I was able to facilitate this process through Excel and VBA. I copied the Reuters document into Excel, and was able to process its structure via its unique tags. This allowed me to build a table with each documents unique parts across the rows of the table. I was then able to write the bodies of each off these documents to individual text documents, whose filename is its article ID number. This process is illustrated in the following picture.

The end result of the application of this process is a repository of 10,621 text files - each with its corresponding article ID as its filename.

This provides the basic data for the next part of preprocessing which includes parsing, the removal of stop words and the stemming of terms. Terms in my approach to text mining include both keywords and key phrases.

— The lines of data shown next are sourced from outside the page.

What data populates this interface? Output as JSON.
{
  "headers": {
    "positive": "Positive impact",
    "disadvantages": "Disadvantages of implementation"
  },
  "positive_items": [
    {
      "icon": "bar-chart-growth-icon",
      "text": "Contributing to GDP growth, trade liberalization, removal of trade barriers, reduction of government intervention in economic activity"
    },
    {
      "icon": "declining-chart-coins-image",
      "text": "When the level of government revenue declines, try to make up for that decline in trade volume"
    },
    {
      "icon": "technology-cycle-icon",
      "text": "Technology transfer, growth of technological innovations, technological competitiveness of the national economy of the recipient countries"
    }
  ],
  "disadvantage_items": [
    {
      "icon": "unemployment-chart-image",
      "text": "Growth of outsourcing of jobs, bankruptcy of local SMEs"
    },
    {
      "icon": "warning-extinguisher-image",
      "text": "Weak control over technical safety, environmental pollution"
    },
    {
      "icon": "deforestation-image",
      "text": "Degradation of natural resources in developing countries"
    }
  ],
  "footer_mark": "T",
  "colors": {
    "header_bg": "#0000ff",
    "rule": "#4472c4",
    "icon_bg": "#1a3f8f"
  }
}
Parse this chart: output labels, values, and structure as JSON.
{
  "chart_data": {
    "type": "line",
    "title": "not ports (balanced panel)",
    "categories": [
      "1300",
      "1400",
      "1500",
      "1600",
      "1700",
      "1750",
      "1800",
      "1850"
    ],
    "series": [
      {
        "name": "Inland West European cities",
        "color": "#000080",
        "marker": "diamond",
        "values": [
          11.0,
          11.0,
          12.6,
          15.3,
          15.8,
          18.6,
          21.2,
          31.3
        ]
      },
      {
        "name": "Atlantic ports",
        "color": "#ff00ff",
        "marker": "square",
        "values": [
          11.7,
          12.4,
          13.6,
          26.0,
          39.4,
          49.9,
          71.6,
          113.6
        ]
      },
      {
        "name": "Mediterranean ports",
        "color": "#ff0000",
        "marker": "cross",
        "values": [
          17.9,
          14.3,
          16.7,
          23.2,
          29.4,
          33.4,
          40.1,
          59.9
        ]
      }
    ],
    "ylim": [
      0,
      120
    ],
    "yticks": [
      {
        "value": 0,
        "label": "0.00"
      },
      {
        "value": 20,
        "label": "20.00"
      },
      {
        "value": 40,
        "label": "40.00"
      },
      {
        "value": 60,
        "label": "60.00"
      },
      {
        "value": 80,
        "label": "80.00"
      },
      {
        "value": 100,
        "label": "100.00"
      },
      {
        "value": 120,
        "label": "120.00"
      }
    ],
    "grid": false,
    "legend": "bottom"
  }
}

It is worth noting that the table created in this initial preprocessing phase will form the fundamental cornerstone for the clustering process - that is, it relates each document to its concept(s). It is used for the purpose of comparing clustering outcomes with human-defined reality.

Sunday, September 2, 2007

Proposed Carrot2 Framework

The developed Carrot2 System is a modularised java-based program. It extensively employs Carrot2 java libraries and API references. It uses Carrot2 embedded Apache Lucene 2.2 to automatically handle a lot of the data pre-processing, specifically employing the Porter stemmer for stemming. The developed uses Carrot2 System Weiss developed parser which accounts for “names, e-mail addresses, web pages and such.” (Weiss and Osinski, 2007b)

Using Carrot2 API and source code to resource a lot of the peripheral text mining services allows for a stable environment through which to test the effect of changes to the assumed key phrase on the outcomes of clustering.